Jason Williams, EdD, is a consultant who works with schools and districts on improving collaborative practices to increase student growth and achievement using the Professional Learning Communities at Work® process, as well as inclusive practices for students receiving special education services.

Walking the Walk (Even When You Stumble)

“I swear we just said goodbye to our students in June just last week!”

It’s probably because the polar vortex added extra days to the end of last year, but this summer seems like I sneezed in June, and now it’s August!”

“Why am I feeling like I’m already starting behind? Did we decide to take on too much this year as a department? As a system?”

It was about two weeks before school was starting up again that these questions, and many others like them, were being played on loop in my head. Going into my third year as the Coordinator for Teaching and Learning, I thought I had a pretty good grasp on what we needed to have accomplished in order to start the year off strong. My color-coded list was in full display on the whiteboard behind my desk, complete with the many amendments and additional information necessary for me to finally complete an item and be rewarded with the gratifying sensation of crossing it out with my black Expo marker.  

Addressing the anxiety

I must admit, I was doing a pretty solid job of chipping away at my list, but I still couldn’t shake the anxiety that we weren’t going to be ready. I checked my calendar numerous times to make sure that I would have enough time to update the website with the new pacing guides, communicate the first rounds of professional learning that were going to be scheduled, and that the other 2,063 promises I made to principals and teachers would be fulfilled. I was on track, but why didn’t I feel like we were going to make it? Why did the emails requesting clarifications, missing materials, or troubleshooting of digital accounts that were typical for this time of year feel like death by a thousand paper cuts? It wasn’t until our Teaching and Learning department meeting later that week that I started to figure it out.  

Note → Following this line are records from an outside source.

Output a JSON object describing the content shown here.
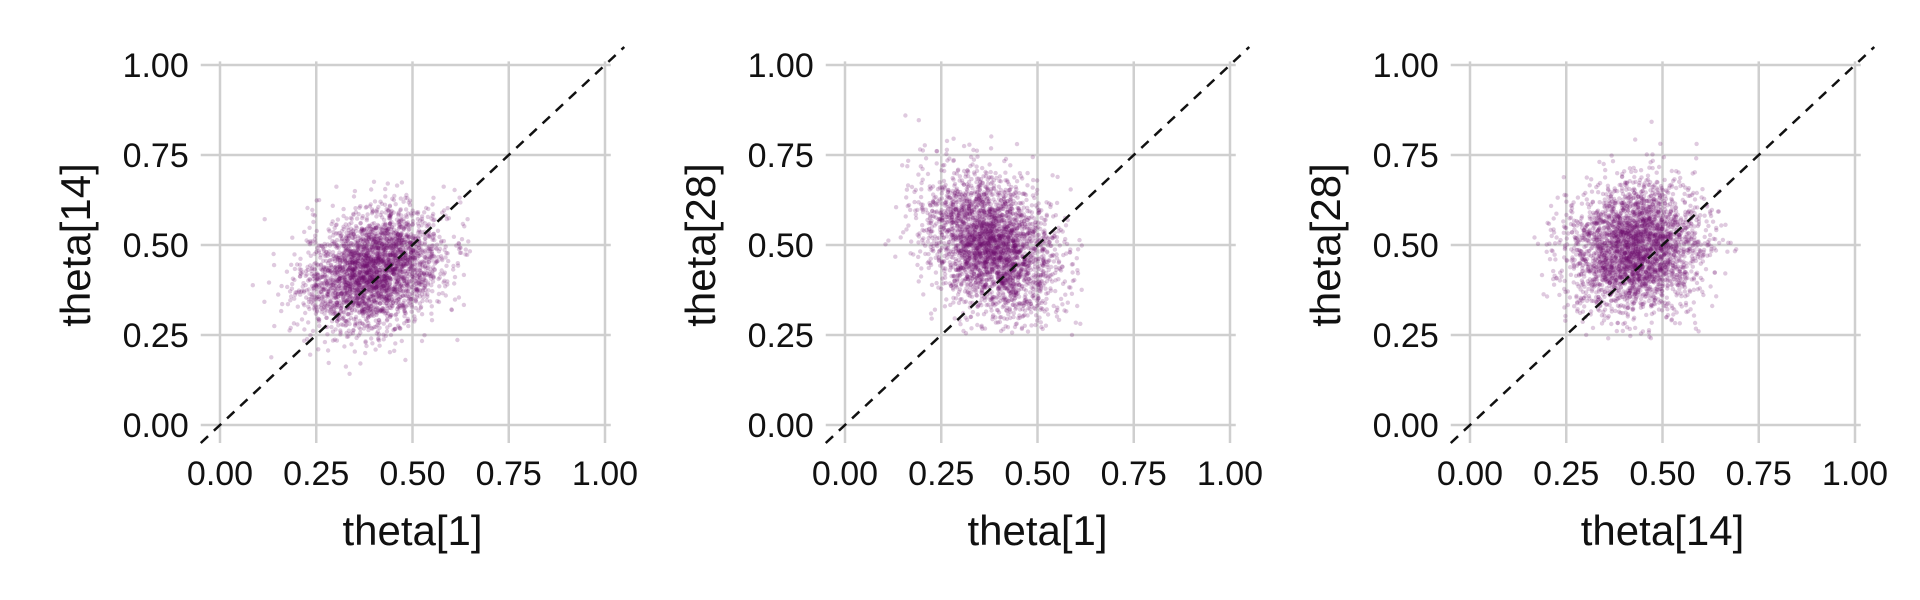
{
  "colors": {
    "points": "#6e0f6e",
    "grid": "#cfcfcf",
    "identity_line": "#111111",
    "text": "#111111"
  },
  "chart_data": [
    {
      "type": "scatter",
      "title": "",
      "xlabel": "theta[1]",
      "ylabel": "theta[14]",
      "xlim": [
        0.0,
        1.0
      ],
      "ylim": [
        0.0,
        1.0
      ],
      "xticks": [
        "0.00",
        "0.25",
        "0.50",
        "0.75",
        "1.00"
      ],
      "yticks": [
        "0.00",
        "0.25",
        "0.50",
        "0.75",
        "1.00"
      ],
      "grid": true,
      "reference_line": "y = x (dashed)",
      "point_cloud": {
        "approx_points": 3000,
        "center": [
          0.4,
          0.43
        ],
        "spread": [
          0.09,
          0.08
        ],
        "correlation": 0.25,
        "x_range": [
          0.08,
          0.65
        ],
        "y_range": [
          0.13,
          0.78
        ]
      }
    },
    {
      "type": "scatter",
      "title": "",
      "xlabel": "theta[1]",
      "ylabel": "theta[28]",
      "xlim": [
        0.0,
        1.0
      ],
      "ylim": [
        0.0,
        1.0
      ],
      "xticks": [
        "0.00",
        "0.25",
        "0.50",
        "0.75",
        "1.00"
      ],
      "yticks": [
        "0.00",
        "0.25",
        "0.50",
        "0.75",
        "1.00"
      ],
      "grid": true,
      "reference_line": "y = x (dashed)",
      "point_cloud": {
        "approx_points": 3000,
        "center": [
          0.38,
          0.5
        ],
        "spread": [
          0.085,
          0.1
        ],
        "correlation": -0.35,
        "x_range": [
          0.05,
          0.62
        ],
        "y_range": [
          0.25,
          0.86
        ]
      }
    },
    {
      "type": "scatter",
      "title": "",
      "xlabel": "theta[14]",
      "ylabel": "theta[28]",
      "xlim": [
        0.0,
        1.0
      ],
      "ylim": [
        0.0,
        1.0
      ],
      "xticks": [
        "0.00",
        "0.25",
        "0.50",
        "0.75",
        "1.00"
      ],
      "yticks": [
        "0.00",
        "0.25",
        "0.50",
        "0.75",
        "1.00"
      ],
      "grid": true,
      "reference_line": "y = x (dashed)",
      "point_cloud": {
        "approx_points": 3000,
        "center": [
          0.43,
          0.49
        ],
        "spread": [
          0.085,
          0.09
        ],
        "correlation": 0.05,
        "x_range": [
          0.15,
          0.72
        ],
        "y_range": [
          0.24,
          0.86
        ]
      }
    }
  ]
}
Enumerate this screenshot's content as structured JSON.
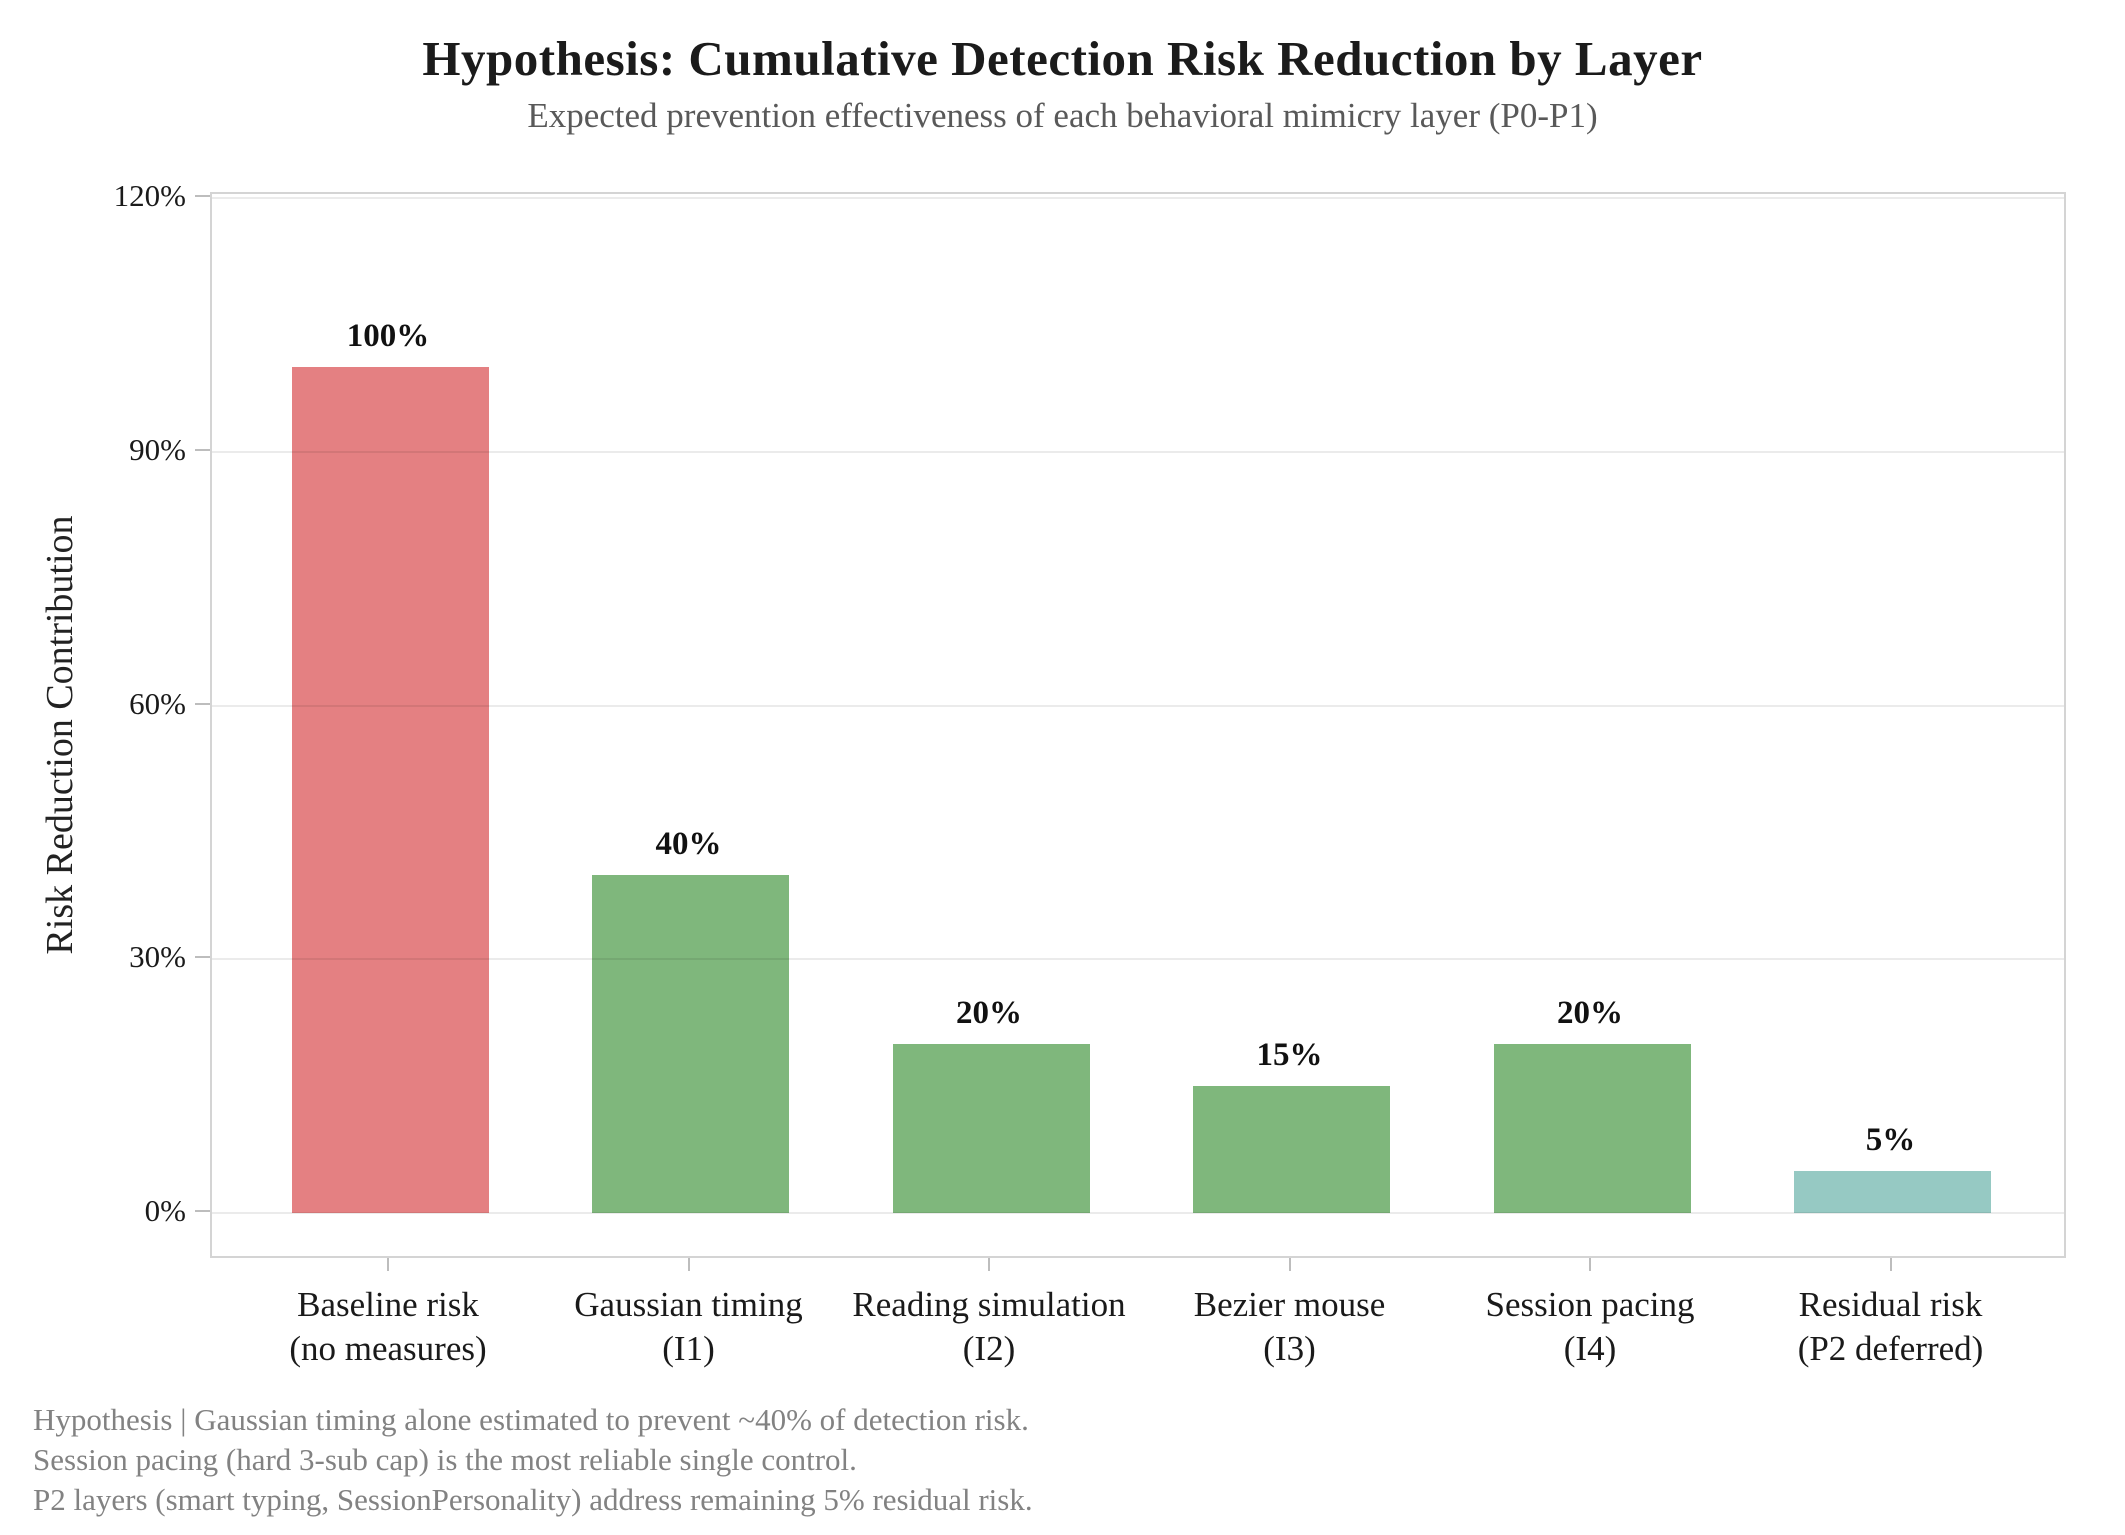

Our meeting started out like it typically does. At 9 a.m., we all convene at the conference table in our office and one of us displays the agenda. This being our last department meeting before students returned, we had a pretty packed agenda, mostly due to figuring out who would be taking point on several projects due to our department being one person less going into this school year. Our meeting was scheduled until noon, but it was already 11:15 a.m., and we had barely made a dent in our agenda due to three phone calls, four drop-in visitors, and the occasional random email that would derail the conversation. It was in this moment I was able to identify why the beginning of this school year was feeling so off:   We had strayed away from our collective commitments as a collaborative team.   Not intentionally. Not immediately. But slowly over time, we began to not keep our meeting time with each other sacred and focused. We began to divide the labor of our department to the point of not being aware of the work in which other team members were engaging. Our norms became less clear and more implied. Our team became a group. A department. A collection of neighboring educators who happened to share a budget. We were collegial, but not collaborative.  

Calling all collaborators

It is easy for teams to stray from their collective commitments as my team did if norms and expectations are not revisited regularly. This can be especially true for teams of administrators. Administrators on teams can sometimes find it hard to keep meetings sacred. The phone seldom stops buzzing, unread emails seem to multiply exponentially if you look away for even a moment, and at any given time there are multiple places that need your attention all at once. With all the other responsibilities requiring time and attention in an educator’s day, it becomes crucial that team meetings are meaningful, efficient, and productive.

The irony is that if team members attempt to multi-task, take care of other issues quickly during team meetings, or deviate from the norms, the team sacrifices its meaningfulness, efficiency, and productivity, potentially causing members to feel even more behind, overwhelmed, or possibly that the team meeting was not necessary at all. Establishing clear ways that we will behave and interact around this work ensures a transparent degree of accountability within the team to function as its members intend.   In order to get back on track, our team decided to engage in the following efforts:  

  • Re-establishing team norms and revisiting them on a monthly basis
  • Holding the meeting time sacred (closed door, no phone calls, no email, no interruptions unless its an emergency)
  • Constructing our agenda to directly align with the Three Big Ideas and Four Critical Questions; if an item doesn’t align to one of these components, it can probably be addressed in an email.
  • Developing a way to keep each other updated on projects through celebrations at the start of each meeting. While each of us takes the point on different areas, being in the loop on the progress helps to truly collaborate around the work

While we may have tripped out of the gate to start the year as a collaborative team, the important growth opportunity of redefining our 9 a.m.-to-noon meeting as a recommitment to functioning as a truly collaborative team could not be missed. As leaders in our organization, we need to walk the walk of a being a Professional Learning Community. And if we sometimes stumble along the way, we must dust off our knees and continue the journey—together.

Comments

Renea Dillon

We all know this feeling too well.... "Too many meetings competing with time needed to get done in our office/classroom." The collective commitment to leave that at the door when we enter our meetings is the only way our time together is productive. Harvard Business Review, Forbess, APA, there are too many research studies that begin with "multi-tasking is not a skill to brag about." Leave it at the door, please!